コーヒーの芳ばしいかおりがしてきて、フライパンで何か焼いているような油の音がした。見に行くと、啓吾が目玉焼きをつくっていた。
「今日、学校だよな。たまには朝食作るのもいいかなってさ」
啓吾は焦げた目玉焼きを皿に移すと今度はソーセージを炒め出した。
「昨日はごめん」
啓吾はいずみの方を見ずに、ソーセージを箸で転がしながら言った。
「なんであんなことしちゃったのか、自分でもよくわからないんだ。急にさ、へんなかたまりが耳の中に入って来てきてさ」
啓吾はそういうと左耳を指さした。
「なんていうか……冷たいゼリーみたいな、いや、もっと固いか……とにかくわけのわかんねえもんが頭の中にぬるっと入ってきたんだ。そしたら意識がぼうっとしちゃって、自分が何してるのかよくわからなくなって……言い訳みたいに聞こえるかもだけど、本当なんだ」
「昨日自分がしたこと、覚えてないの?」
「いや、うっすらとは覚えてる」
「なんか、その変なかたまりが耳から入ってきて、おかしくなったってこと?」
「別に、何かに責任転換するつもりはないんだ。やったのは俺だから。でも、自分に何が起きたのか、なんであんなことしたのか、自分でもよくわからなくて……」
啓吾は自分が殴られたみたいにうなだれた。
「許してくれとは言わないけど……本当にごめん」
もしかしたら、啓吾は私を殴ることで自分自身を殴っていたのかもしれない。しょんぼりと首を落とす啓吾を見ていたら、いずみはついそんな風に考えてしまった。
「あんなこと、もう二度としないで。次やったら、わたし別れるから。本気だから」といずみは言った。
「もう二度としない。約束する」
啓吾がいずみの方を向いた。昨日壊滅的なまでに秩序が破壊された顔面パーツは、今朝は不承不承ながら無理やりケージに戻された犬みたいな様子で元の位置に収まっていた。ただそこにはざわめきのようなほとぼりが漂っている気配がした。だから何かの拍子にリードが切れたりしたら、またそれぞれが好き勝手な場所に四散してしまいそうだった。ハリセンでたたくような音をたてて啓吾がくしゃみをした。すると水を打ったように邪気が祓われて、啓吾の顔にはいつもの均衡のとれた静けさが戻ってきた。
「あ、片づけないと……」
不意にいずみはグラスが割れたことを思い出して玄関の方を見た。
「グラスは片づけておいた。床は拭いておいたから歩いても平気だよ。後で掃除機もかけとく」
グラスの破片をまとめて入れたらしいレジ袋が玄関の脇に置いてあった。いずみは洗面台の鏡を見てみた。首から上にはあざや傷はなかった。長袖で腕のあざは隠せる。手の甲とか人目につく所に傷はなく、安堵したいずみは足を引きずりながら学校に行く支度を始めた。顔を洗って化粧水をつけていると、「ごはん食べていくよね?」と普段料理をしない啓吾が朝食一式をトレイにのせてリビングに持ってきた。いずみは啓吾のつくった目玉焼きとソーセージとトーストを食べた。味などするはずもなかった。
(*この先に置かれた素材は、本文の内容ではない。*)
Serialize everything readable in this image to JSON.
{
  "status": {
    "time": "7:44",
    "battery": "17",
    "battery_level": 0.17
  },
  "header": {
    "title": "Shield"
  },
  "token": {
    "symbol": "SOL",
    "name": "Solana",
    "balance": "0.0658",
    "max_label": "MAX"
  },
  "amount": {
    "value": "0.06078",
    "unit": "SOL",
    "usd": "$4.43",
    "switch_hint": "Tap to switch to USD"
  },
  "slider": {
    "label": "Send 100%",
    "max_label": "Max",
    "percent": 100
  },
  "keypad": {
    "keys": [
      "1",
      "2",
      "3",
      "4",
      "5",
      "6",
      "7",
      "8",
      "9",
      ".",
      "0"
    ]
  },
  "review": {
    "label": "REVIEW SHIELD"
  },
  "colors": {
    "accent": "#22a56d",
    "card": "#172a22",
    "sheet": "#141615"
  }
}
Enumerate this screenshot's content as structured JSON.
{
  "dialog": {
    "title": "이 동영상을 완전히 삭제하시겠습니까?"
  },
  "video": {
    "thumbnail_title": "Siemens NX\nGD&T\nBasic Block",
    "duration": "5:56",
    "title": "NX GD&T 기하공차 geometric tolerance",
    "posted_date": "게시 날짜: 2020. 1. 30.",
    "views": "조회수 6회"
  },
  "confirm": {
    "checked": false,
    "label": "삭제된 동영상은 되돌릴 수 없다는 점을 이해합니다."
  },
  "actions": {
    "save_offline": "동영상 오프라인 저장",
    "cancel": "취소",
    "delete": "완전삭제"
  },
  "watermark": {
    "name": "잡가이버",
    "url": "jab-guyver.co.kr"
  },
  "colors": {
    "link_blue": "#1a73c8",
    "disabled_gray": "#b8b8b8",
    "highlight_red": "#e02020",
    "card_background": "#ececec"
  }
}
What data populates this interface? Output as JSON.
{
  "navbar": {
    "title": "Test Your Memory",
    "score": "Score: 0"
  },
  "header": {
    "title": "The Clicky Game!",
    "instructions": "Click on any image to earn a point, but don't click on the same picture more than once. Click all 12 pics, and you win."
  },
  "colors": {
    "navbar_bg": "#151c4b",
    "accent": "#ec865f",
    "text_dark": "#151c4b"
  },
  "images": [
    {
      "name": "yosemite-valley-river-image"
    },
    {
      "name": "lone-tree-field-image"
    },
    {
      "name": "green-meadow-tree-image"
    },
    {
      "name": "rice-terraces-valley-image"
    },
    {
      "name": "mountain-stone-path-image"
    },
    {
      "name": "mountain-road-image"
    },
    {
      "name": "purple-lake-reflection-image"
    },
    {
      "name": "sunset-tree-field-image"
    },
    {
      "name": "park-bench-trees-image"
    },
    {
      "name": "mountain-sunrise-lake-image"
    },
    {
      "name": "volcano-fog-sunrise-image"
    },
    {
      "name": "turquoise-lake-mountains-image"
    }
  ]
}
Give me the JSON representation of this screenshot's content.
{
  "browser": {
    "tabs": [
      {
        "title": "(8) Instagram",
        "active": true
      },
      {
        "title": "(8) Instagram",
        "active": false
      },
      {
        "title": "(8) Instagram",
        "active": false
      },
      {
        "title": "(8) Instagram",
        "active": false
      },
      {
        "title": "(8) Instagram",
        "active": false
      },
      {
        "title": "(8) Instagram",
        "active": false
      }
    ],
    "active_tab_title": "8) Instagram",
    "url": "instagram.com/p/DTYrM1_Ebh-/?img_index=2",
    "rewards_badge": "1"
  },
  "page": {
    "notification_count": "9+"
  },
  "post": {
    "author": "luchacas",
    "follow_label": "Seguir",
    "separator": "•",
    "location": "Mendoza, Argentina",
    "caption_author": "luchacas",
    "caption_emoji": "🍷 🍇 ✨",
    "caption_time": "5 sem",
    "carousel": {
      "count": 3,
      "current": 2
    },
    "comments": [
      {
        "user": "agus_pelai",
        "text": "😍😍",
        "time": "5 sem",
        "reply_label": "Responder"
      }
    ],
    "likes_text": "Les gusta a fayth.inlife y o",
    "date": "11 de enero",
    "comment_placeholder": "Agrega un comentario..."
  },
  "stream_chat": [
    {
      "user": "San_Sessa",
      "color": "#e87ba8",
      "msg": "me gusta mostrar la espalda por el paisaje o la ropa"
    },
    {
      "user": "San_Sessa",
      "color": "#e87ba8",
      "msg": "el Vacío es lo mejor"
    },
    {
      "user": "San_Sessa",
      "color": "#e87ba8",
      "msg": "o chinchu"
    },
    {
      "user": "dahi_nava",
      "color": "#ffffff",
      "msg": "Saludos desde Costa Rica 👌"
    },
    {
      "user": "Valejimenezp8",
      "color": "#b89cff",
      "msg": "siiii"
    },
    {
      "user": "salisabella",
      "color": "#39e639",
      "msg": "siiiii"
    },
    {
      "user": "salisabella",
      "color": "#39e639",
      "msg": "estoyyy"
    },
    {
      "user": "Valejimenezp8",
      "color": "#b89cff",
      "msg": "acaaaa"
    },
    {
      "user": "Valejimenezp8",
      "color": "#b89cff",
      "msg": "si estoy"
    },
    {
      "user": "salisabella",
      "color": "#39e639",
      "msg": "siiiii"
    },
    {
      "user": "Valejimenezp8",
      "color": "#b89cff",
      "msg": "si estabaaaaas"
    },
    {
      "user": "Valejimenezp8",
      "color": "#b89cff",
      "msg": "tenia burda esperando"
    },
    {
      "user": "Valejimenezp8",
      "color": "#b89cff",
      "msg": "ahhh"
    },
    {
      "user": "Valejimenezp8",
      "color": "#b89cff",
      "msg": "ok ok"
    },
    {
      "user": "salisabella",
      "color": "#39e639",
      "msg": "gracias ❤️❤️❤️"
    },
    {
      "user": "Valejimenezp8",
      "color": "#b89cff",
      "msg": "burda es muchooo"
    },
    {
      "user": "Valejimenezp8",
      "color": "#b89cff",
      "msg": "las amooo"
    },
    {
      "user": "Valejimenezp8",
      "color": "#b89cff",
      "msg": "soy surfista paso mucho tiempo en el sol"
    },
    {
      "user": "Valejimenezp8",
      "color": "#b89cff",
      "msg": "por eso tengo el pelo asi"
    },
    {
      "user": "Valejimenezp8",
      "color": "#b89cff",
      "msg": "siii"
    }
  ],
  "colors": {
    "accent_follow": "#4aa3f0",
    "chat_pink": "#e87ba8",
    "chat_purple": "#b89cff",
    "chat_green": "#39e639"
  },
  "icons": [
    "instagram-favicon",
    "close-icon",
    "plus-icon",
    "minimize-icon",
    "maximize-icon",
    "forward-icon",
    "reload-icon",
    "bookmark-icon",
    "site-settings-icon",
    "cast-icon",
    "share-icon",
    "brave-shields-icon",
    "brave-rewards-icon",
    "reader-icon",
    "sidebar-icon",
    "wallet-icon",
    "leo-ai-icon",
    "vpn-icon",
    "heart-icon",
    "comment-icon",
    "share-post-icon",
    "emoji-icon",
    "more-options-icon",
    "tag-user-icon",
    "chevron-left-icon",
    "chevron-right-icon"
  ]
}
「そうだ、言ってなかったけど、いずみのスマホにGPSアプリ、インストールしてあるからね」
「えっ」
いずみは顔をあげた。
「どこかに行く時には事前に報告して。勝手に変なところに行ったら、すぐわかるからね」
啓吾は責めるような口調で言った。さっきまでしょんぼりしていた人と同一人物とはとても思えず、戸惑ったいずみは返す言葉も出てこなかった。
「しかしこのソーセージ、うまいね。我ながら上手に焼けたな。噛むとパリッと皮がやぶけてサイコーだ」
そう言いながらぎゅっと目を細めた啓吾は微笑んでいるように見えた。